For politicians, fund-raising is everything. I've run in numerous competitive elections at the state and federal level, and those races required that I raise a great deal of money. Instead of spending time with voters, I sat in a room for eight hours each day, calling friends, ex-friends, relatives, and distant acquaintances. If someone didn't call me back, I called again - over and over and over. If you don't raise money, you cannot win. Why do we impose this test on candidates for public office?
The pressure of fund-raising can cause good people to lose their perspective, corrupting our system of government. We're all human, and the natural inclination is to like those who help you more than those who tell you to kiss off or don't answer your calls.

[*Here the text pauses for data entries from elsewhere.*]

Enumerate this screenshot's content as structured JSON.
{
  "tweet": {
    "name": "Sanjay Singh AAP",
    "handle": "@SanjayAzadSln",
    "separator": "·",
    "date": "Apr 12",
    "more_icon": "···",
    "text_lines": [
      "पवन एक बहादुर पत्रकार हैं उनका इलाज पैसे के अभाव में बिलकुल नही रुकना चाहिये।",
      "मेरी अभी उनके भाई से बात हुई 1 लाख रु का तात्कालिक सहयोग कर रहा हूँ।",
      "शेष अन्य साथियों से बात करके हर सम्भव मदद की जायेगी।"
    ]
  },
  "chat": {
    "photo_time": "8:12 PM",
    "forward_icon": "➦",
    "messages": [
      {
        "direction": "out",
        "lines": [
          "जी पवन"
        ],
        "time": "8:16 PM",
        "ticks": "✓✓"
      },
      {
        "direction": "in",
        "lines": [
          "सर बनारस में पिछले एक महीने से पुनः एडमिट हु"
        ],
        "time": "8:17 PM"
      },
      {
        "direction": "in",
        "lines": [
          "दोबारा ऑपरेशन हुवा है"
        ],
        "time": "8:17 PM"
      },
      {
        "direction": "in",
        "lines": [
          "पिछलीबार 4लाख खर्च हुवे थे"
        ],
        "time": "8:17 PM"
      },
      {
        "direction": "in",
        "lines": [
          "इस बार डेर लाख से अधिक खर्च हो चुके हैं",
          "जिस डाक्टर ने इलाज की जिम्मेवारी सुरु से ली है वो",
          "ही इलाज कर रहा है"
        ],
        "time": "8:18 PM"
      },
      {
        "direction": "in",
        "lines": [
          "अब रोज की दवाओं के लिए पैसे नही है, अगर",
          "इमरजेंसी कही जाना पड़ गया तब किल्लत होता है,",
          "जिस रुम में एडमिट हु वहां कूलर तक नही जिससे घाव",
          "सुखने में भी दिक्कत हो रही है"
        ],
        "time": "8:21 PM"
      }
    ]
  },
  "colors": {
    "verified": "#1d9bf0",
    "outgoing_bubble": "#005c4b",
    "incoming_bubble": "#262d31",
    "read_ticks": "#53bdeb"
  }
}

The result is that each day meetings in the Capitol occur because people have contributed to campaigns. Many meetings don't happen because people did not contribute. I have seen votes cast and appointments made to reward contributors. I've also seen legislators do the right thing for the right reason, but the public doesn't believe it because the noble act happens to coincide with a campaign donation the legislator received.
In a perfect world, candidates would spend time with the people they hope to represent, rather than calling donors who don't even live in their district. Legislation would rise and fall on its merits, not on the basis of who did or did not contribute money. Legislators would schedule meetings and take positions based on the public interest, not to reward a contributor or harm someone who gave money to an opposing candidate.
To get there, we must end the odious process of political fund-raising and enact a system of public financing of campaigns, a proposal I introduced last year. It would cost the taxpayers some money, but we would save money in the long run in subsidies, or tax breaks, or other legislative favors not done to reward political benefactors.
Most importantly, public financing of elections would enable the public to trust the true motivations of lawmakers. At the very least, while we work toward a political system cleansed of private money, we can enact reasonable steps in the right direction, such as strong disclosure laws and limits on campaign contributions.
The bottom line is, we must finally end a bad system that brings out the worst in all of us.